There are varying reports regarding the first mention of Riegersburg in the border area of Weinviertel and Waldviertel in Lower Austria: The oldest mention comes from the year 1212 (property of the Counts Hardegg or their followers), another source gives the year 1390 (a castle called Ruegers is mentioned).

===16th/17th century===
In 1568, Sigmund, Count of Hardegg, acquired the castle from the Eyczingers, who had owned it since 1441. He had a moated castle built in place of the dilapidated castle and set up his administrative headquarters for the Counts of Hardegg here, as well as his residence. After taking over, his son Johann Wilhelm von Hardegg set about buying up indebted estates and thereby got himself into a serious financial crisis. After his death in 1635, his estate was declared bankrupt. His heir, Julius von Hardegg, took over the debts and, in order to pay them back, sold the Counties of Riegersburg and Hardegg in 1656.

===18th century===
The buyers were the Counts of Saint Julien-Wallsee, who in turn sold the County of Hardegg as well as the lordships of Riegersburg, Prutzendorf and Obermixnitz and Untermixnitz, including all their belongings, on 1 August 1730 to Sigmund Friedrich von Khevenhüller, who had been elevated to Imperial Count in 1725.

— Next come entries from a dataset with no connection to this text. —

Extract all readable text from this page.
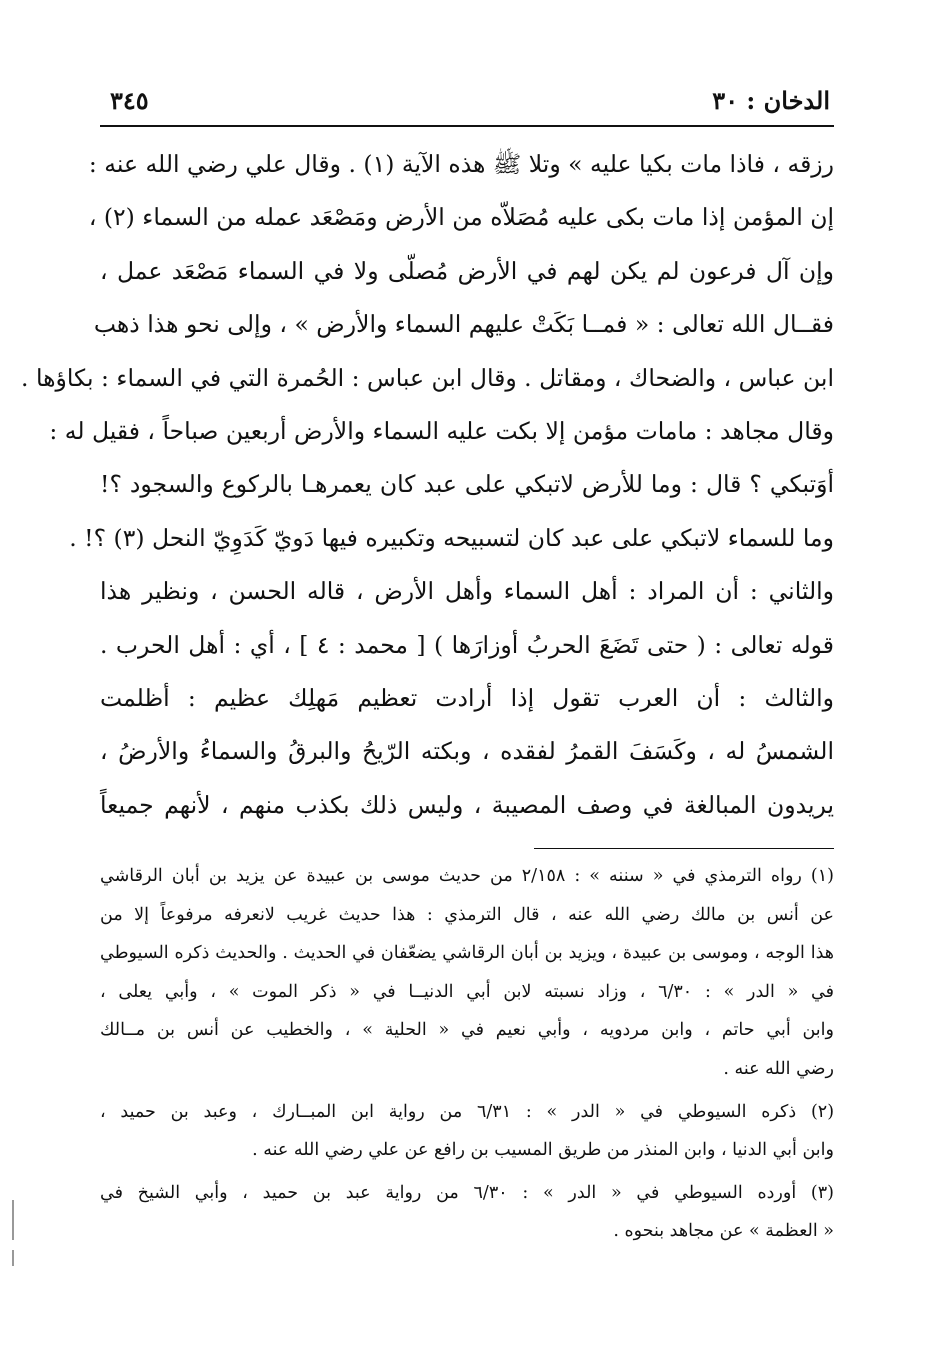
الدخان : ٣٠
٣٤٥
رزقه ، فاذا مات بكيا عليه » وتلا ﷺ هذه الآية (١) . وقال علي رضي الله عنه :
إن المؤمن إذا مات بكى عليه مُصَلاّه من الأرض ومَصْعَد عمله من السماء (٢) ،
وإن آل فرعون لم يكن لهم في الأرض مُصلّى ولا في السماء مَصْعَد عمل ،
فقــال الله تعالى : « فمــا بَكَتْ عليهم السماء والأرض » ، وإلى نحو هذا ذهب
ابن عباس ، والضحاك ، ومقاتل . وقال ابن عباس : الحُمرة التي في السماء : بكاؤها .
وقال مجاهد : مامات مؤمن إلا بكت عليه السماء والأرض أربعين صباحاً ، فقيل له :
أوَتبكي ؟ قال : وما للأرض لاتبكي على عبد كان يعمرهـا بالركوع والسجود ؟!
وما للسماء لاتبكي على عبد كان لتسبيحه وتكبيره فيها دَويّ كَدَوِيّ النحل (٣) ؟! .
والثاني : أن المراد : أهل السماء وأهل الأرض ، قاله الحسن ، ونظير هذا
قوله تعالى : ( حتى تَضَعَ الحربُ أوزارَها ) [ محمد : ٤ ] ، أي : أهل الحرب .
والثالث : أن العرب تقول إذا أرادت تعظيم مَهلِك عظيم : أظلمت
الشمسُ له ، وكَسَفَ القمرُ لفقده ، وبكته الرّيحُ والبرقُ والسماءُ والأرضُ ،
يريدون المبالغة في وصف المصيبة ، وليس ذلك بكذب منهم ، لأنهم جميعاً
(١) رواه الترمذي في « سننه » : ٢/١٥٨ من حديث موسى بن عبيدة عن يزيد بن أبان الرقاشي
عن أنس بن مالك رضي الله عنه ، قال الترمذي : هذا حديث غريب لانعرفه مرفوعاً إلا من
هذا الوجه ، وموسى بن عبيدة ، ويزيد بن أبان الرقاشي يضعّفان في الحديث . والحديث ذكره السيوطي
في « الدر » : ٦/٣٠ ، وزاد نسبته لابن أبي الدنيــا في « ذكر الموت » ، وأبي يعلى ،
وابن أبي حاتم ، وابن مردويه ، وأبي نعيم في « الحلية » ، والخطيب عن أنس بن مــالك
رضي الله عنه .
(٢) ذكره السيوطي في « الدر » : ٦/٣١ من رواية ابن المبــارك ، وعبد بن حميد ،
وابن أبي الدنيا ، وابن المنذر من طريق المسيب بن رافع عن علي رضي الله عنه .
(٣) أورده السيوطي في « الدر » : ٦/٣٠ من رواية عبد بن حميد ، وأبي الشيخ في
« العظمة » عن مجاهد بنحوه .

A few days later, the buyer set off for Riegersburg with his son Johann Joseph von Khevenhüller-Metsch, who had co-signed the purchase contract, where he found a dilapidated and most likely uninhabitable building. The castle in its current form was built in several phases between 1730 and 1780 according to plans by Franz Anton Pilgram, a student of Johann Lucas von Hildebrandt.

The chapel in the north wing of the castle was consecrated in 1755.

===20th century===
In 1945, some displaced persons from neighboring South Moravia were housed in the castle, then the Soviet occupying forces moved in. After their departure in 1955, not much of the original furnishings remained. They only left a newly installed stove in the master kitchen, which is still in working order today.

The castle was partially renovated for the Lower Austrian State Exhibition in 1993 under the motto "Family – Ideal and Reality".

===21st century===
The castle and its property, including Hardegg Castle, belonged by inheritance to the Counts Pilati von Thassul zu Daxberg. In 2021, the castle was acquired by the artist Gottfried Helnwein and the real estate entrepreneur Klemens Hallmann.